CHIEF JUSTICE ROBERTS: Excuse me. Just to follow up on Justice Scalia's question, because I want to make sure we have the answer: If this system were set up exactly as it is now, but Arizona said contributions to STOs are deductible, you would have no problem?

MR. BENDER: Contributions to STOs are deductible from one's income tax?

CHIEF JUSTICE ROBERTS: Right.

MR. BENDER: No, we would not have a problem with that.

    On rebuttal Soliciter General Katyal reiterated his argument that the taxpayers lack standing to challenge this program because their tax dollars weren't being channelled to STOs.  He also made a fundamental point about charitable organizations that receive tax deductible contributions:

GENERAL KATYAL: … I think it's this Court's precedence [sic] are quite clear in saying that the fact that the government regulates or funds something doesn't transform it into a state actor.  If it did, then all 501(c)(3)'s would become state actors, and that, I think, would be an enormously damaging precedent for this Court to follow.

     Soliciter General Katyal is correct in saying that merely because an organization receives some government funding does not make it a "state actor" for purposes of the Constitution.  For example, a military contractor that derives 100% of its income from government procurement contracts is still a private actor that is not subject to the requirements of the Constitution.  If a contractor were to discriminate on the basis of race or interfere with the privacy rights of its employees it might violate civil rights statutes but it would not violate the Constitution.

     On the other hand, if the government were to grant funding to a private agency to perform certain services such as child care or drug addiction treatment and that agency were to discriminate on the basis of race, religion, or national origin, that might well be a violation of the Constitution.   There is a good reason that recipients of funding under government grants have to agree not to discriminate in the performance of their duties under those grants – otherwise the government could accomplish unconstitutional purposes by simply delegating the task to private entities.  Under both President Clinton's "Charitable Choice" program and President Bush's "Faith-based Initiative," religious organizations receiving government grants for social service programs would not have been allowed to discriminate among clients on the basis of religion or other factors.

     In this case the Supreme Court will decide whether the Constitution of the United States prohibits the State from fully subsidizing contributions to private organizations that are permitted to discriminate on the basis of religion.

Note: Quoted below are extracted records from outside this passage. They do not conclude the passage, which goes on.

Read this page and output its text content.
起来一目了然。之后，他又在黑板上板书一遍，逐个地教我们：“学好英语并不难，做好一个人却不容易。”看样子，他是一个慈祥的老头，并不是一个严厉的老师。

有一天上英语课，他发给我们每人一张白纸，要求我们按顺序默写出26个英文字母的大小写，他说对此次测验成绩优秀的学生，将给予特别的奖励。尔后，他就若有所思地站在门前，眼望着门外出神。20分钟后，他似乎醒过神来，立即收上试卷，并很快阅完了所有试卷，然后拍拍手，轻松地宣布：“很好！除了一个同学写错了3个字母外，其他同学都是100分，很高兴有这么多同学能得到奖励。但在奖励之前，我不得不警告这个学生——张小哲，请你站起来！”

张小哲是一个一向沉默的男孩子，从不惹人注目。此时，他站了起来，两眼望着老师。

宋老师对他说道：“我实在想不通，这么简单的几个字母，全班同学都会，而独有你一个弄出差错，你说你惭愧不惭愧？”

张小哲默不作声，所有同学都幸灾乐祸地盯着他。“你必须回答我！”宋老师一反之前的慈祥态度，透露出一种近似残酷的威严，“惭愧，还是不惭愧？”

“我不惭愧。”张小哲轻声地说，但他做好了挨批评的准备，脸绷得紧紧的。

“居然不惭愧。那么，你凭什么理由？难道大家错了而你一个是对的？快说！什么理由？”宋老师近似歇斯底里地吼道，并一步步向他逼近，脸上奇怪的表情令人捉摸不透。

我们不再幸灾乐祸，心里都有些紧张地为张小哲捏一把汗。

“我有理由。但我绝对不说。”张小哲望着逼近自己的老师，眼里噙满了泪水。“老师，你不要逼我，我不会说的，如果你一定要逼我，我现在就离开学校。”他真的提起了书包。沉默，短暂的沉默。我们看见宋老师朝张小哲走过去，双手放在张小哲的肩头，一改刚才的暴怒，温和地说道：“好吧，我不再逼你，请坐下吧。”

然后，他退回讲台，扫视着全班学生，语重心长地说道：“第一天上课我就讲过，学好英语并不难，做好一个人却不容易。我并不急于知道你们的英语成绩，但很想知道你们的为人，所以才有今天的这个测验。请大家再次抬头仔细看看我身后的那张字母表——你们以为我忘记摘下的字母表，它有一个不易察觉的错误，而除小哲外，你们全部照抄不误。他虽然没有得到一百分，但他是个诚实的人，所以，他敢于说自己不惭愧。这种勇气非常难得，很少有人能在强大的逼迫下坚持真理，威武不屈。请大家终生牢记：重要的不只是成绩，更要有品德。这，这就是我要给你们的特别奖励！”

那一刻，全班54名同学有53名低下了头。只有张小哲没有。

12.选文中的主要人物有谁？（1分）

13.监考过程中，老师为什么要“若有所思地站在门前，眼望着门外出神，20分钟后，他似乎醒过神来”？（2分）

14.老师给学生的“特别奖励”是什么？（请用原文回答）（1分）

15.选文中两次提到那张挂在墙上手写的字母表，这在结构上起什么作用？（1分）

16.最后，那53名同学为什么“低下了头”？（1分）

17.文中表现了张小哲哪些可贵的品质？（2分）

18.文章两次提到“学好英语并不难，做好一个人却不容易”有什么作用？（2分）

Wilson Huhn teaches Constitutional Law at The University of Akron School of Law. Visit his website for background and information about the Constitution, as well as links to other sites devoted to Constitutional Law.

{ 1 comment }

Scott November 16, 2010 at 7:07 am

I have to agree with Justices Scalia and Kennedy. Ultimately, it is the individual taxpayer making the choices, first whether to donate to any STO at all, and second which of the STOs to donate to. The money at this point clearly belongs to the individual, and the individual decides where the money goes.

By Attorney Bender's logic, if I claim a mortgage interest tax credit, then government money is paying for my mortgage. Therefore, the same laws that limit what can be done in any public space would also limit what could be done inside my home.